Irréversible, arguably his most well celebrated film, is notorious for its graphic rape scene and gratuitous violence. Likewise, his films Love from 2015 and Climax that arrived in 2018 are similarly extreme in their dealings with sex and drugs, making them difficult to watch. But these are not pointless perversions, as the director says himself, “Before being humans with morals, people are mostly animals, fighting for domination and survival”.
It has only been with his most recent film, Vortex, that Noé’s focus has shifted away from the animalistic extremes that he previously highlighted. The 2021 film is a meditation on life, growing old, and relationships rather than his previous foci of sexual assault, violence, and drug use. In other words, he’s switched to the inverse softer side of humanity.
However, none of these recurring themes from Noé’s work garnered the label of “psychotic gimmick”; that applies to an entirely different facet of his filmography. Noé attached the label to the flicker or blink-like moment used to identify cuts between scenes. This device, which draws attention to the cut, is something Noé says he “cannot get rid of” in his films.
In an interview with Filmmaker magazine, Noé went into greater depth to explain his repeated use of the blink and why it is so pervasive in his work.
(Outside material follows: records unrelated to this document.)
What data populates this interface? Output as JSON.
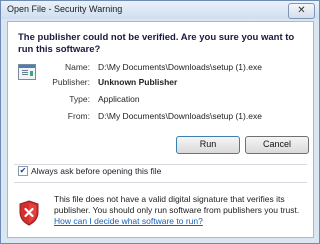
{
  "window": {
    "title": "Open File - Security Warning",
    "close_glyph": "✕"
  },
  "dialog": {
    "heading": "The publisher could not be verified.  Are you sure you want to run this software?",
    "fields": [
      {
        "label": "Name:",
        "value": "D:\\My Documents\\Downloads\\setup (1).exe",
        "bold": false
      },
      {
        "label": "Publisher:",
        "value": "Unknown Publisher",
        "bold": true
      },
      {
        "label": "Type:",
        "value": "Application",
        "bold": false
      },
      {
        "label": "From:",
        "value": "D:\\My Documents\\Downloads\\setup (1).exe",
        "bold": false
      }
    ],
    "buttons": {
      "run": "Run",
      "cancel": "Cancel"
    },
    "checkbox": {
      "label": "Always ask before opening this file",
      "checked": true,
      "glyph": "✔"
    },
    "warning": {
      "text": "This file does not have a valid digital signature that verifies its publisher.  You should only run software from publishers you trust.",
      "link": "How can I decide what software to run?"
    }
  },
  "icons": {
    "file": "application-file-icon",
    "shield": "security-shield-error-icon"
  },
  "colors": {
    "link": "#1a5fb4",
    "shield_red": "#d32f2f"
  }
}
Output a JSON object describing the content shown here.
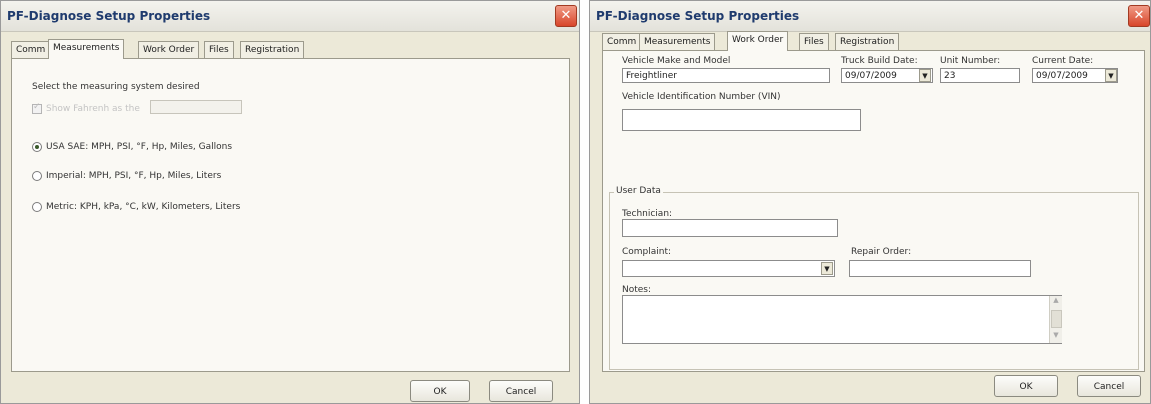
{
  "left_dialog": {
    "title": "PF-Diagnose Setup Properties",
    "close_glyph": "✕",
    "tabs": [
      "Comm",
      "Measurements",
      "Work Order",
      "Files",
      "Registration"
    ],
    "active_tab": "Measurements",
    "prompt": "Select the measuring system desired",
    "disabled_option_label": "Show Fahrenh as the",
    "options": [
      {
        "label": "USA SAE: MPH, PSI, °F, Hp, Miles, Gallons",
        "selected": true
      },
      {
        "label": "Imperial: MPH, PSI, °F, Hp, Miles, Liters",
        "selected": false
      },
      {
        "label": "Metric: KPH, kPa, °C, kW, Kilometers, Liters",
        "selected": false
      }
    ],
    "ok_label": "OK",
    "cancel_label": "Cancel"
  },
  "right_dialog": {
    "title": "PF-Diagnose Setup Properties",
    "close_glyph": "✕",
    "tabs": [
      "Comm",
      "Measurements",
      "Work Order",
      "Files",
      "Registration"
    ],
    "active_tab": "Work Order",
    "vehicle_make_label": "Vehicle Make and Model",
    "vehicle_make_value": "Freightliner",
    "truck_build_date_label": "Truck Build Date:",
    "truck_build_date_value": "09/07/2009",
    "unit_number_label": "Unit Number:",
    "unit_number_value": "23",
    "current_date_label": "Current Date:",
    "current_date_value": "09/07/2009",
    "vin_label": "Vehicle Identification Number (VIN)",
    "vin_value": "",
    "user_data_label": "User Data",
    "technician_label": "Technician:",
    "technician_value": "",
    "complaint_label": "Complaint:",
    "complaint_value": "",
    "repair_order_label": "Repair Order:",
    "repair_order_value": "",
    "notes_label": "Notes:",
    "notes_value": "",
    "dropdown_glyph": "▼",
    "ok_label": "OK",
    "cancel_label": "Cancel"
  }
}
Noé explained simply: “It’s just pretending that you did not do a cut and being clear about that.”
He continued: “Sometimes, when I do posters, we talk about that with the graphic designer. He does an image he likes, and I say, ‘OK, let’s put a little frame around it.’ And he says, ‘You don’t need the frame—just put the image to the limits of the [page].’ But I like it with a frame, and it’s the same with the blinks between the takes.” In essence it defines his work as art—something very necessary when dealing with such brutality.
“It’s like putting the same black line around your visual to mark the borders of what it is,” he concludes. For Noé, then, the blink may be symbolic but it also serves as a very practical limit between two separate scenes. It helps to delineate his stark concepts in a clear way.
It seems that Noé doesn’t mind interpretations of the blink as a reference to the audience blinking while watching the film or a flicker between one character and the next. But there is also something to be said for his honesty in sharing that the blinking motif is, first and foremost, a functional editorial choice.
It says a lot about the director that even his ‘gimmicks’ are highly thought about, and yet, even he doesn’t fully understand the purpose of them.